Have you ever believed you could hire someone to uninstall your fans and they would arrive with the right screwdriver (or any screwdriver)? Or that someone responsible for measuring drapes would actually have tape in their pocket? Have you, because oh sweet ignorance, it will never happen. The guy for the drapes will not have the tape just as the guy for the paint will not have the brush. And the guy for the drilling may have the drill, but will he have the bolts? Hashtag kill me now.

Thou shall do more damage than repair; without an iota of care

In a phenomenon more curious than crop circles, it is with startling precision that a leak in your kitchen tap will emerge every time the furniture in your bedroom is varnished or a light in your hallway will shatter whenever the tiles in your bathroom are cleaned. For reasons entirely unknown, an elusive correlation exists between the repairing of one fixture and the ruining of another. Suffice to say, when you bring in the plumber, expect the carpenter to follow. 

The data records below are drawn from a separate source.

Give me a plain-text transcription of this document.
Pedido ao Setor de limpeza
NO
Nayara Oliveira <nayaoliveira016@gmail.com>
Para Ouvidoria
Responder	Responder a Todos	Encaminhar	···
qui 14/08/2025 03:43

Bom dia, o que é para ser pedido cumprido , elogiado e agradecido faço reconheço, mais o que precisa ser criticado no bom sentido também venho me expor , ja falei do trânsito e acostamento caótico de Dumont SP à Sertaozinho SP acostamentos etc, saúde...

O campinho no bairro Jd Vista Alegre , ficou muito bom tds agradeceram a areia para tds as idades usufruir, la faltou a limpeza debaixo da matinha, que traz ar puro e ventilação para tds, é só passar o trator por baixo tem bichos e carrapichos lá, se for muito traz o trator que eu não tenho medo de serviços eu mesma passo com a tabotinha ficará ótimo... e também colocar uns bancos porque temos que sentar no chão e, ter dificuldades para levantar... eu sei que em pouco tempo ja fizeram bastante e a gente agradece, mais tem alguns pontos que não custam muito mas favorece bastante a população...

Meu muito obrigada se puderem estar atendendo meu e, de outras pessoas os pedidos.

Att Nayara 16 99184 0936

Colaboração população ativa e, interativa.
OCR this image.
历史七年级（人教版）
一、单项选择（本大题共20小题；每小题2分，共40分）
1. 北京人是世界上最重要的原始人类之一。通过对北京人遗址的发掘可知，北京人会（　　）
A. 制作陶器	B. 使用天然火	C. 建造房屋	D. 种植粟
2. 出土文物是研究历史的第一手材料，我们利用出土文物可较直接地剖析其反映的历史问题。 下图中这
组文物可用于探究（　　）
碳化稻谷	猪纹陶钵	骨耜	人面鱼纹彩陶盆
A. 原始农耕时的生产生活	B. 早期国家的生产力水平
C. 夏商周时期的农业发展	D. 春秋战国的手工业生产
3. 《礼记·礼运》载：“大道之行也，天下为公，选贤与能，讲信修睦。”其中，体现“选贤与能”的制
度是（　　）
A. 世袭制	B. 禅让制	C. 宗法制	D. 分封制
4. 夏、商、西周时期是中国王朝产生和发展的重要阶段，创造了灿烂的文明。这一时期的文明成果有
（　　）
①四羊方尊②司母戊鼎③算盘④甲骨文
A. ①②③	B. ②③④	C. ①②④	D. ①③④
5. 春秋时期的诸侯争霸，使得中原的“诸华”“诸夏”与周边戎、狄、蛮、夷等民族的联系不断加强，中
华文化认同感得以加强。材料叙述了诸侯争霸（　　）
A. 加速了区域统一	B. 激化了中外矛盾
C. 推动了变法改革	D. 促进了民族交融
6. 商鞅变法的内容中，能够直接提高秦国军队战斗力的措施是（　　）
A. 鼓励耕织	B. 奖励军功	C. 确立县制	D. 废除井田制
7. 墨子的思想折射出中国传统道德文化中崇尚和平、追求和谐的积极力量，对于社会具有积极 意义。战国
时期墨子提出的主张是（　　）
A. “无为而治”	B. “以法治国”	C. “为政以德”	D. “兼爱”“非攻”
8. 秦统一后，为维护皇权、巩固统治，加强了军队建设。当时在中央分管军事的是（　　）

Thou shall charge more than thou quoted; always, forever

Thankfully, and to great sadistic relief, elusive correlations end with repair/ruin ratios and the relationship between the quoted price for a service and the final bill is far more predictable. With mathematical certainty, I now safely budget Tk. 17,000 for every 700 that I was told I would spend and to save myself some misery (since I can't save myself some money), I don't want to know why. You shouldn't either. But if you must, I can save you some time (again, because I can't save you any money) and tell you that robust reasoning, including allegations that the work took longer than ever conceived and the equipment cost more than ever believable, will always be provided. 

Seems like a terribly unfair deal, orchestrating a move all by oneself, but should you ever find yourself in this situation—and I recommend that you do, given the leverage in the marriage—do not be surprised to be left with a sense of nostalgia about the squabbles with the servicemen and the tussles with the tailor. Squad goals, they say. 

Subhi Shama is a development practitioner with an interest in military intelligence.